The start of my pattern in blood
I had to go on a pre-arranged work trip to New Hampshire, USA - it should have been so much fun, but . . . Thanksgiving Day as I walked back down the road from the hotel where we had managed to get a meal I felt a gush of blood, and I knew all was not well. It was very lonely - I was there with my manager, and couldn't tell her what was going on. All I could think was she would judge me for wanting to have a baby and it would make her angry somehow.

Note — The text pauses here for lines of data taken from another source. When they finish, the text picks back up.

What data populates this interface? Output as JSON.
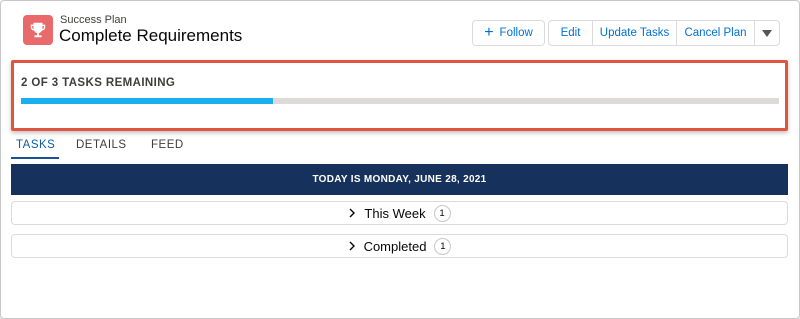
{
  "header": {
    "record_type": "Success Plan",
    "title": "Complete Requirements",
    "icon": "trophy-icon",
    "icon_color": "#e86a6a"
  },
  "actions": {
    "follow": "Follow",
    "edit": "Edit",
    "update_tasks": "Update Tasks",
    "cancel_plan": "Cancel Plan",
    "more_icon": "chevron-down-icon"
  },
  "progress": {
    "label": "2 OF 3 TASKS REMAINING",
    "completed": 1,
    "total": 3,
    "fraction": 0.333,
    "fill_color": "#1ab0f0",
    "highlight_color": "#e0553f"
  },
  "tabs": [
    {
      "label": "TASKS",
      "active": true
    },
    {
      "label": "DETAILS",
      "active": false
    },
    {
      "label": "FEED",
      "active": false
    }
  ],
  "banner": {
    "text": "TODAY IS MONDAY, JUNE 28, 2021",
    "color": "#16325c"
  },
  "sections": [
    {
      "label": "This Week",
      "count": "1"
    },
    {
      "label": "Completed",
      "count": "1"
    }
  ]
}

I didn't call home - as it happened R was in California by complete weird coincidence he had been invited to take part in a special international episode of Scrapheap Challenge. There was no way to contact him anyway. So I tried to just pretend nothing was happening. What else? It wasn't until I got back and saw my GP I discovered that this was 'normal' and there would be no treatment or investigation until I had at least 3 miscarriages - a pattern.
Did I know then already? I don't think so, I think I did believe it would be OK the next time. I think I thought it was the glass of wine I had had with that thanksgiving meal, or the effect of the long flight from London or something else I could have NOT done.
But I was very sad about it, and lonely because though I hadn't given it much thought at the time, miscarriage really is one of the last great taboos. There must still be lots, I guess, but no-one talks about this. And as no-one talks about it, it is all the more difficult to know what to say to someone when they do want to talk about it.
Number 2 was undramatic, I'll save it for another day.